Si la guerre en Ukraine a accéléré la prise de conscience et les difficultés, les vulnérabilités avaient toutefois été identifiées bien avant. "Les développements que nous observons actuellement dans les domaines de l'intelligence artificielle, des biotechnologies, des nanotechnologies ou des nouveaux matériaux est comparable à celui du développement de la machine à vapeur. Chaque année aux États-Unis, des centaines de milliards de dollars sont injectés dans ces technologies, principalement grâce aux fonds propres des grandes entreprises technologiques. En Chine, l'État fournit une grande partie du financement. En Allemagne et en Europe, les investissements dans ces technologies sont bien moindres et il y a un grand besoin de rattraper le retard", indiquait le ministère allemand des Affaires économiques dans son plan Stratégie industrielle 2030 présenté en novembre 2019. Les fabricants ne se privent pas de faire monter les enchères. Intel, qui a annoncé en mars 2022 avoir choisi l’Allemagne pour implanter deux nouvelles usines de semi-conducteurs, demande aujourd’hui davantage de subventions publiques.
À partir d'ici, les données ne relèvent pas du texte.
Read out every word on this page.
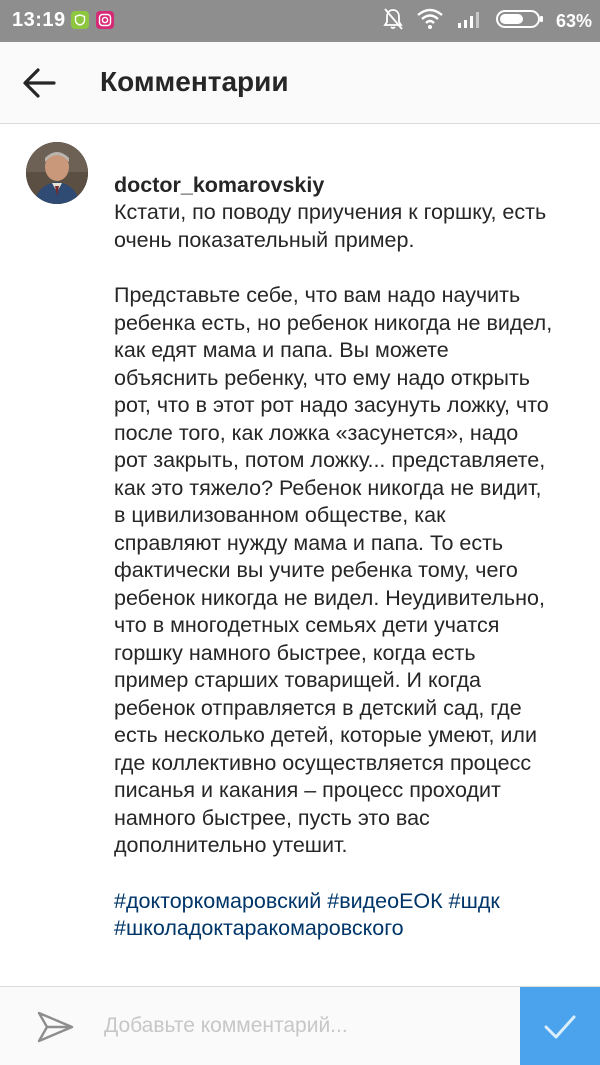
13:19	63%
Комментарии

doctor_komarovskiy
Кстати, по поводу приучения к горшку, есть очень показательный пример.

Представьте себе, что вам надо научить ребенка есть, но ребенок никогда не видел, как едят мама и папа. Вы можете объяснить ребенку, что ему надо открыть рот, что в этот рот надо засунуть ложку, что после того, как ложка «засунется», надо рот закрыть, потом ложку... представляете, как это тяжело? Ребенок никогда не видит, в цивилизованном обществе, как справляют нужду мама и папа. То есть фактически вы учите ребенка тому, чего ребенок никогда не видел. Неудивительно, что в многодетных семьях дети учатся горшку намного быстрее, когда есть пример старших товарищей. И когда ребенок отправляется в детский сад, где есть несколько детей, которые умеют, или где коллективно осуществляется процесс писанья и какания – процесс проходит намного быстрее, пусть это вас дополнительно утешит.
#докторкомаровский #видеоЕОК #шдк #школадоктаракомаровского
Добавьте комментарий...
"En moins de dix ans, Trump, Poutine et Xi Jinping ont ruiné les fondements du modèle allemand", résume abruptement William Desmonts, estimant que "l’invasion de l’Ukraine, le protectionnisme américain et le raidissement chinois" obligent l’Allemagne à remettre en cause toutes ses certitudes quant à sa place dans le monde.
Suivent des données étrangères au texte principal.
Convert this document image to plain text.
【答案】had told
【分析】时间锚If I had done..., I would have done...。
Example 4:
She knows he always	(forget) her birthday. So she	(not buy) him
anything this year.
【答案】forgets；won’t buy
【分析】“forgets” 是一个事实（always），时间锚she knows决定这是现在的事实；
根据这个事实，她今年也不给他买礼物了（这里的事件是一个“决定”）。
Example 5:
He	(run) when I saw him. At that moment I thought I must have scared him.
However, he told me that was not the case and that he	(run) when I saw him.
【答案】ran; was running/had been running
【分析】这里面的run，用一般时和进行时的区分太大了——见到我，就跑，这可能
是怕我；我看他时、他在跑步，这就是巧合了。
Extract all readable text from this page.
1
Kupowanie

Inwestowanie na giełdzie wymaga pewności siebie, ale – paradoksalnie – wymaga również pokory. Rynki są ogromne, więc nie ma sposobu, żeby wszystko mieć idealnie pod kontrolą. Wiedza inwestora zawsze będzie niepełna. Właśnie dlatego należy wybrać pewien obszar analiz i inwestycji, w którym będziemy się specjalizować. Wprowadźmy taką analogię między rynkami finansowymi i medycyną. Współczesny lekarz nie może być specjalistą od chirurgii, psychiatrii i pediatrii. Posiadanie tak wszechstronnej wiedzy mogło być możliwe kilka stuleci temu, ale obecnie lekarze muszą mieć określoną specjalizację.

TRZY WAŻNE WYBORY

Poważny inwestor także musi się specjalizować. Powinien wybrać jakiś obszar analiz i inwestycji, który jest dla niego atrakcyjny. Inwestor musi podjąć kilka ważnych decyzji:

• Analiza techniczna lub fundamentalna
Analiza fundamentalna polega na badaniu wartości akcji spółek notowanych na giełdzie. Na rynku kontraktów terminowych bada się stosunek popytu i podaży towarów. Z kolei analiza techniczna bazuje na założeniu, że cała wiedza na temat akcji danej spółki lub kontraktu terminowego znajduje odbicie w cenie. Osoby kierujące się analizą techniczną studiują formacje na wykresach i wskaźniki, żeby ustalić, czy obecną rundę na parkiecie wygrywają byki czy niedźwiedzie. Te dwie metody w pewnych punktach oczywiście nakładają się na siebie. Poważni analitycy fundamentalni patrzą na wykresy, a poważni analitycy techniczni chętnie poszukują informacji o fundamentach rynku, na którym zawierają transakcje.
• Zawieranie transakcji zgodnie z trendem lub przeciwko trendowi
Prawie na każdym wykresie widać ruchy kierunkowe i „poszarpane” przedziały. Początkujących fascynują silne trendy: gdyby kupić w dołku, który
Les bouleversements profonds et rapides de l’économie mondialisée contraignent l’Europe, et en particulier l’Allemagne, à réagir vite et fort pour construire une véritable politique industrielle. Mais selon William Desmonts, les signes d’une volonté tangible se font encore attendre. "Pour l’instant, les mesures annoncées dans ce domaine au niveau européen, en réponse notamment à l’IRA américaine, restent en réalité très limitées faute de moyens supplémentaires. La seule mesure réellement significative consiste à pérenniser l’assouplissement des règles encadrant les aides d’État mis en place pour faire face à la pandémie de Covid-19 en 2020 puis à la crise énergétique en 2022. L’Allemagne en avait d’ailleurs fait un usage massif en accordant à elle seule 356 milliards d’euros d’aides aux entreprises en 2022, soit 55% des aides totales apportées en Europe. En pratique, on se dirige donc vers une renationalisation des politiques industrielles plutôt que vers la mise en œuvre d’une politique industrielle véritablement européenne", estime l’expert.
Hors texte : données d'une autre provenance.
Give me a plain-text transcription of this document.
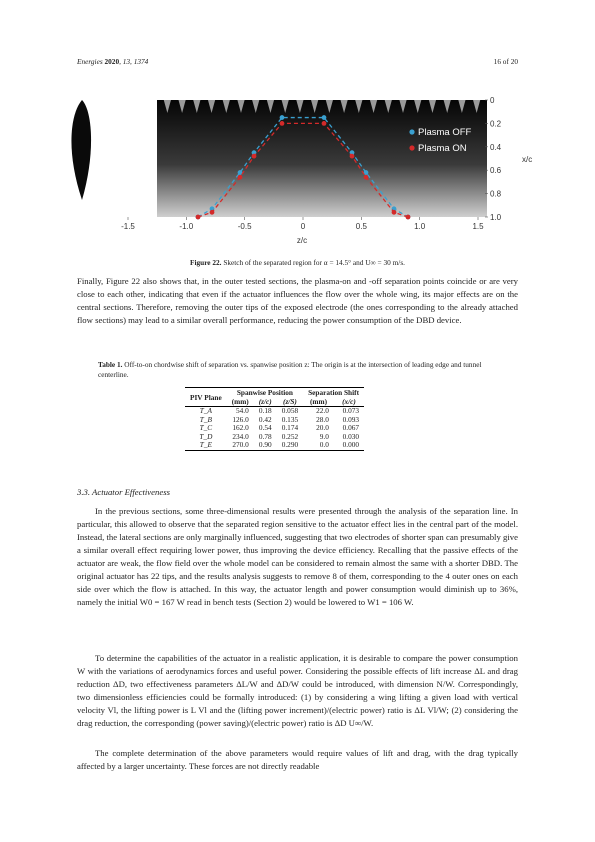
Energies 2020, 13, 1374	16 of 20
-1.5	-1.0	-0.5	0	0.5	1.0	1.5
0
0.2
0.4
0.6
0.8
1.0
z/c
x/c
Plasma OFF
Plasma ON
Figure 22. Sketch of the separated region for α = 14.5° and U∞ = 30 m/s.

Finally, Figure 22 also shows that, in the outer tested sections, the plasma-on and -off separation points coincide or are very close to each other, indicating that even if the actuator influences the flow over the whole wing, its major effects are on the central sections. Therefore, removing the outer tips of the exposed electrode (the ones corresponding to the already attached flow sections) may lead to a similar overall performance, reducing the power consumption of the DBD device.

Table 1. Off-to-on chordwise shift of separation vs. spanwise position z: The origin is at the intersection of leading edge and tunnel centerline.
PIV Plane	Spanwise Position			Separation Shift	
	(mm)	(z/c)	(z/S)	(mm)	(x/c)
T_A	54.0	0.18	0.058	22.0	0.073
T_B	126.0	0.42	0.135	28.0	0.093
T_C	162.0	0.54	0.174	20.0	0.067
T_D	234.0	0.78	0.252	9.0	0.030
T_E	270.0	0.90	0.290	0.0	0.000
3.3. Actuator Effectiveness

In the previous sections, some three-dimensional results were presented through the analysis of the separation line. In particular, this allowed to observe that the separated region sensitive to the actuator effect lies in the central part of the model. Instead, the lateral sections are only marginally influenced, suggesting that two electrodes of shorter span can presumably give a similar overall effect requiring lower power, thus improving the device efficiency. Recalling that the passive effects of the actuator are weak, the flow field over the whole model can be considered to remain almost the same with a shorter DBD. The original actuator has 22 tips, and the results analysis suggests to remove 8 of them, corresponding to the 4 outer ones on each side over which the flow is attached. In this way, the actuator length and power consumption would diminish up to 36%, namely the initial W0 = 167 W read in bench tests (Section 2) would be lowered to W1 = 106 W.

To determine the capabilities of the actuator in a realistic application, it is desirable to compare the power consumption W with the variations of aerodynamics forces and useful power. Considering the possible effects of lift increase ΔL and drag reduction ΔD, two effectiveness parameters ΔL/W and ΔD/W could be introduced, with dimension N/W. Correspondingly, two dimensionless efficiencies could be formally introduced: (1) by considering a wing lifting a given load with vertical velocity Vl, the lifting power is L Vl and the (lifting power increment)/(electric power) ratio is ΔL Vl/W; (2) considering the drag reduction, the corresponding (power saving)/(electric power) ratio is ΔD U∞/W.

The complete determination of the above parameters would require values of lift and drag, with the drag typically affected by a larger uncertainty. These forces are not directly readable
Le raisonnement vaut également pour la politique en matière d’infrastructures. Le sujet est éminemment stratégique : la Chine l’a bien compris, comme en témoigne le plan "One Belt, One Road", communément appelé les nouvelles Route de la Soie, qui célèbre cette année son 10è anniversaire. Pourtant, en octobre dernier, contre l’avis de la Commission européenne et d’une partie de la coalition allemande au pouvoir, le chancelier allemand Olaf Scholz a accepté la prise de participation de Cosco dans le terminal à conteneurs Tollerort du port de Hambourg, concédant une limite à 24,9% du capital au lieu des 35% initialement prévus.
L’Allemagne n’a certes pas le monopole de cette tentation de faire cavalier seul. Mais compte tenu de l’importance économique de l’Allemagne sur la scène européenne et mondiale, ses décisions seront déterminantes pour l’avenir de l’Europe dans les nouveaux schémas de mondialisation.
[1] William Desmonts, "L’Allemagne au piège de sa mutation", Le Grand Continent, février 2023.
[2] Patricia Commun, "La puissance industrielle de l’Allemagne en danger. Le double choc de la transition énergétique et du risque géopolitique", Notes du Cerfa, n° 170, Ifri, juillet 2022.